Daya Beli Melemah, Inflasi Agustus Hanya 0,39%
A
A
A
JAKARTA - Badan Pusat Statistik (BPS) mencatat, inflasi pada Agustus 2015 relatif rendah, hanya 0,39%. Melemahnya daya beli masyarakat dinilai turut menjadi penyebab rendahnya inflasi bulan lalu.
Pengamat ekonomi Institute for Development of Economics and Finance (Indef) Eko Listianto mengatakan, rendahnya inflasi pada Agustus merupakan fenomena musiman pasca-Lebaran. Namun, tegas dia, lesunya daya beli masyarakat juga turut menyumbang rendahnya inflasi.
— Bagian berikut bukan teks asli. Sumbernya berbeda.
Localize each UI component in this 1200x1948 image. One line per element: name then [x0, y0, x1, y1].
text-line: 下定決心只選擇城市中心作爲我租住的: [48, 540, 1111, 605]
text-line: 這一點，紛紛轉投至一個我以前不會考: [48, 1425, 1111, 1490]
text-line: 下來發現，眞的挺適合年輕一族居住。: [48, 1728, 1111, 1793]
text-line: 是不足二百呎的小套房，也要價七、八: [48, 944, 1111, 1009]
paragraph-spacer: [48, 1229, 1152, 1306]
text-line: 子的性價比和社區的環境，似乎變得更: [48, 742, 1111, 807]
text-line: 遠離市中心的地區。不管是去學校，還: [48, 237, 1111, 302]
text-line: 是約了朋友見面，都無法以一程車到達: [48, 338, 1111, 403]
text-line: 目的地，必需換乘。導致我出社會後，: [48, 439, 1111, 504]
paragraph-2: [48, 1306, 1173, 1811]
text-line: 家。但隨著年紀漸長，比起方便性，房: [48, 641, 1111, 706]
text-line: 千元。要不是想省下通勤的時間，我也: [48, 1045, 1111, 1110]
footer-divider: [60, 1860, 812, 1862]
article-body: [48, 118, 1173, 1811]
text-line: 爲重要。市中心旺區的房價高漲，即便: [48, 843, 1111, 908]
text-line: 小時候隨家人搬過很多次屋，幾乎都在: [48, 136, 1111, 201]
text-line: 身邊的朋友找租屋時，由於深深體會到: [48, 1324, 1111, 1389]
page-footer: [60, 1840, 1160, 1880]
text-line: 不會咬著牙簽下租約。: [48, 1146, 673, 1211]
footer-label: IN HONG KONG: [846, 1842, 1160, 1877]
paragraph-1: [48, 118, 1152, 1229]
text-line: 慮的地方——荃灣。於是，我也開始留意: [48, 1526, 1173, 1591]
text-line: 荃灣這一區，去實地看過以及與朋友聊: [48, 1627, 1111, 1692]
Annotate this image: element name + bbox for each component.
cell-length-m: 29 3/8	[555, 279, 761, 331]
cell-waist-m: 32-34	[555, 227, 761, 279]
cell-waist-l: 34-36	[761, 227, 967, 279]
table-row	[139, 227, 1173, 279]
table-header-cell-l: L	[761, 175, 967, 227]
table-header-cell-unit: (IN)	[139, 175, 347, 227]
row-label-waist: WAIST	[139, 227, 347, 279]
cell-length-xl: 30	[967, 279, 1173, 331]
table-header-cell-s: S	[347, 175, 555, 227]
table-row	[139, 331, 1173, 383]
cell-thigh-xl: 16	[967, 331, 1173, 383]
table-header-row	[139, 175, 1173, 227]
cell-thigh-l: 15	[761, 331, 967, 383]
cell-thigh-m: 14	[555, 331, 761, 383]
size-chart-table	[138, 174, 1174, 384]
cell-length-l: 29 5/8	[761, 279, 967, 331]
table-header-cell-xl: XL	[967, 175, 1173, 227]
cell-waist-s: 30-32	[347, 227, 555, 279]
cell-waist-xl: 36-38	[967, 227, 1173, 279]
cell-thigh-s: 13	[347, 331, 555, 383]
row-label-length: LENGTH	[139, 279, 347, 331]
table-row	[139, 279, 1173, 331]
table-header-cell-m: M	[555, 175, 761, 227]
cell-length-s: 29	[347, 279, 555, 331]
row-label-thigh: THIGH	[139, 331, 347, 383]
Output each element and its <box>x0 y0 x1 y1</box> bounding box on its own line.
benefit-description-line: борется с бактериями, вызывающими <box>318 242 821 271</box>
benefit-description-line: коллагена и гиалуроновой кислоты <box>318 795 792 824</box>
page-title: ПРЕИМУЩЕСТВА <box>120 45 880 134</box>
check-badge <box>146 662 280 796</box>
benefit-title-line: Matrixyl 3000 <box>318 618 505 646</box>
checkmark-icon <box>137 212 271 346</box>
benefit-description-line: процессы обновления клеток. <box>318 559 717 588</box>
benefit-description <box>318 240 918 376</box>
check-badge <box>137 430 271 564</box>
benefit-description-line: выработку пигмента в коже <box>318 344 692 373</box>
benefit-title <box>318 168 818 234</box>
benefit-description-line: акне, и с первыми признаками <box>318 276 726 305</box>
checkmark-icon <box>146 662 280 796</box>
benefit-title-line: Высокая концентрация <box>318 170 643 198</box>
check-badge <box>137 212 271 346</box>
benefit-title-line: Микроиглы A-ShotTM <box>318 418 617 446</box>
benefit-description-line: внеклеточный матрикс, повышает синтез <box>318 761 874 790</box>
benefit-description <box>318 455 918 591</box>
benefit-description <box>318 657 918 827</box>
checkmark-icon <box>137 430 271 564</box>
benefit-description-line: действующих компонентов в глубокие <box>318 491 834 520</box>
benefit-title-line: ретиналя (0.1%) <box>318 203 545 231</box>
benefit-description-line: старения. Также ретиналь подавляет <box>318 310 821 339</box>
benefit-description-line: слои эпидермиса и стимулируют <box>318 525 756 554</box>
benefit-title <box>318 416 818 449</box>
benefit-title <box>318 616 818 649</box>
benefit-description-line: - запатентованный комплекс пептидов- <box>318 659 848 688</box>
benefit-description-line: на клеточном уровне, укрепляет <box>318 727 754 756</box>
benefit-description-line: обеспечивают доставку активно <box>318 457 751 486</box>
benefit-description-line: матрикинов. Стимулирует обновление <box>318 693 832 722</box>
”Penurunan daya beli terlihat dari berbagai indikator seperti penjualan ritel turun, penjualan mobil turun. Hari ini (kemarin) buruh berunjuk rasa yang menunjukkan kehidupan mereka semakin susah,” ujarnya di Jakarta kemarin.
Menurut Eko, penurunan daya beli menimpa masyarakat berpendapatan tetap dan rendah. Gejolak harga bahan makanan menurut dia juga ikut mengganggu daya beli masyarakat menengah ke bawah, karena 70-80% pendapatan mereka digunakan untuk konsumsi.
Eko menambahkan, jika daya beli terus melemah, maka target inflasi 4% plus minus 1% berpeluang dicapai sampai akhir tahun, namun bukanlah sebuah prestasi. ”Ini tidak bagus, (inflasi) rendah tapi bukan karena hasil dari kebijakan stabilisasi (harga),” tandasnya.
Sementara, dalam jumpa pers mengenai perkembangan inflasi di kantornya kemarin, Kepala BPS Suryamin mengatakan bahwa rendahnya inflasi pada Agustus terjadi karena kondisi alamiah pasca- Lebaran pada bulan Juli. Dia menyanggah rendahnya inflasi disebabkan oleh menurunnya daya beli masyarakat.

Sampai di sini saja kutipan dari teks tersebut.